Breed Book 3, Part 11

“You look bad. Really, really bad.” Cris could tell it was a woman’s voice, and that she was young, teenaged, probably.

He couldn’t really open his eyes, and when he tried to reach up to his face to understand why, his hand stopped after six inches. He could feel the metal collar o the cuff holding him to the bed. “Oh, right. I fell down a spiral staircase at a policeman’s ball.”

“That… sounds very unlikely,”

“Little help?” he asked. “Need to get my hand to my face.”

“Sure,” she said. He felt a sharp pain in his wrist as his hand was twisted at an unnatural angle, then felt the spongy, swollen flesh around his eye. He’d felt injuries like that before, seen how bad they were, and the thought made him wince- which was a terrible idea because it moved all the damaged meat around, scraping against what he now felt fairly certain was a broken cheek bone. The pain nearly made him black out.

“Fuuuugh,” he moaned.

“You sound like a mummy. But you’re not at all dressed like one.” Cris could feel warmth in his face as it began to heal. “Uh,” she said, concerned, letting go of his hand. The swelling in his eyes had receded enough he could open them to see the young woman talking to him. She wasn’t wearing a staff uniform, but the clothing of a detainee. “You can heal,” she said, surprised. “That could come in really useful around here.”

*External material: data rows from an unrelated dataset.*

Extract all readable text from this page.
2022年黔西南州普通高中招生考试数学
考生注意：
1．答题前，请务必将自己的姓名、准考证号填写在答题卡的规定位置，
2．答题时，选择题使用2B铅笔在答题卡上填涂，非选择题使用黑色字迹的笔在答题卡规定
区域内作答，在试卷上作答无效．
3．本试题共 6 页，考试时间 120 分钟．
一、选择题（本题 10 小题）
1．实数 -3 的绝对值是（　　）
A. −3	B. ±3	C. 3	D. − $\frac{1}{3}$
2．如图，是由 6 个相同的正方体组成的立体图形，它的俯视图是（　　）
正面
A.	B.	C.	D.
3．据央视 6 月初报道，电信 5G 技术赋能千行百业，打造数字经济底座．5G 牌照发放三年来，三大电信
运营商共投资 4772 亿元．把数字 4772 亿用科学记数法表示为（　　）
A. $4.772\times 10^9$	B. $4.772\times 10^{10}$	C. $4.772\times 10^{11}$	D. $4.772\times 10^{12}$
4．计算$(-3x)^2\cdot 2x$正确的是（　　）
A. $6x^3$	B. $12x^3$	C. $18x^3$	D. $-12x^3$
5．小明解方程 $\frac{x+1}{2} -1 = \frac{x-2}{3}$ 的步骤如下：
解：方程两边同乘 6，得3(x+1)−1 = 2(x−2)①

“Surprised,” he said, “they don’t block our abilities.”

“I’ve heard rumors,” she said, “that they have the tech. But it’s experimental, finicky, expensive. They just threaten to shoot us if we use them; and in the event we can block bullets or whatever, they’ll shoot somebody else.”


“Just use it discreetly. But please, use it. ICE hurt a lot of people in here. We could really use someone like you.”

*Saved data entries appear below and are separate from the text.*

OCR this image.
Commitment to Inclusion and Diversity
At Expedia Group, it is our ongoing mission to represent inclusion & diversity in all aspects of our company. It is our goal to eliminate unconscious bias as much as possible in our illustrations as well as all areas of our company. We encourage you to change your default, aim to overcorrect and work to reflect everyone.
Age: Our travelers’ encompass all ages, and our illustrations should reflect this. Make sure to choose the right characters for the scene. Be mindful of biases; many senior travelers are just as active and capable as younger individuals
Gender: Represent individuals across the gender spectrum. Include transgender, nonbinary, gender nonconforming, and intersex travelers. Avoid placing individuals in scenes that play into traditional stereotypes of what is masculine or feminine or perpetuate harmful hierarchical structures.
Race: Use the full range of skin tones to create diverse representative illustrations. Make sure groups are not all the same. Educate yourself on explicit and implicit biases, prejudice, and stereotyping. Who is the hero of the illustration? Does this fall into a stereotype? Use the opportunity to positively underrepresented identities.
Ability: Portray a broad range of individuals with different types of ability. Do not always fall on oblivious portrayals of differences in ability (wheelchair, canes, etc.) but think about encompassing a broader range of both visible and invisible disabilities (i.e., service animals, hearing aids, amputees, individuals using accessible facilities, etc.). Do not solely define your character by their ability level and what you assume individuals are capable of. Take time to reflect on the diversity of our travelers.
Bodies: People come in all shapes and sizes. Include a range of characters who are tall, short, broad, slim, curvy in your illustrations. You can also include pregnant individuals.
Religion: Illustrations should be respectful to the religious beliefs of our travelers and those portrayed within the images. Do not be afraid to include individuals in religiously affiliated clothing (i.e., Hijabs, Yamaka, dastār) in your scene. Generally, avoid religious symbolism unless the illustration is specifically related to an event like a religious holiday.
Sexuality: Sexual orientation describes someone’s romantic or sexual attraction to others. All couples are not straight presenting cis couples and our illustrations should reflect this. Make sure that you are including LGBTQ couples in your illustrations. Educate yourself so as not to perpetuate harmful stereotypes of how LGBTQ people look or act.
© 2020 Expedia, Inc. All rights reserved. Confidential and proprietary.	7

“I don’t mean to just staunch the bleeding. We need to end it.”

“Given the shape you arrived here in, I guess good luck with that. My name’s Angela, by the way. And if anybody asks, I didn’t hear any of that.”

”Cris. And you’re right. I need to be more discreet. Channel that anger into something useful. Like a revolution.” Angela raised her hand, but he stopped her. “I heard it, yeah; I think I might have a mild concussion. Should probably fix that before I say something I’ll regret.”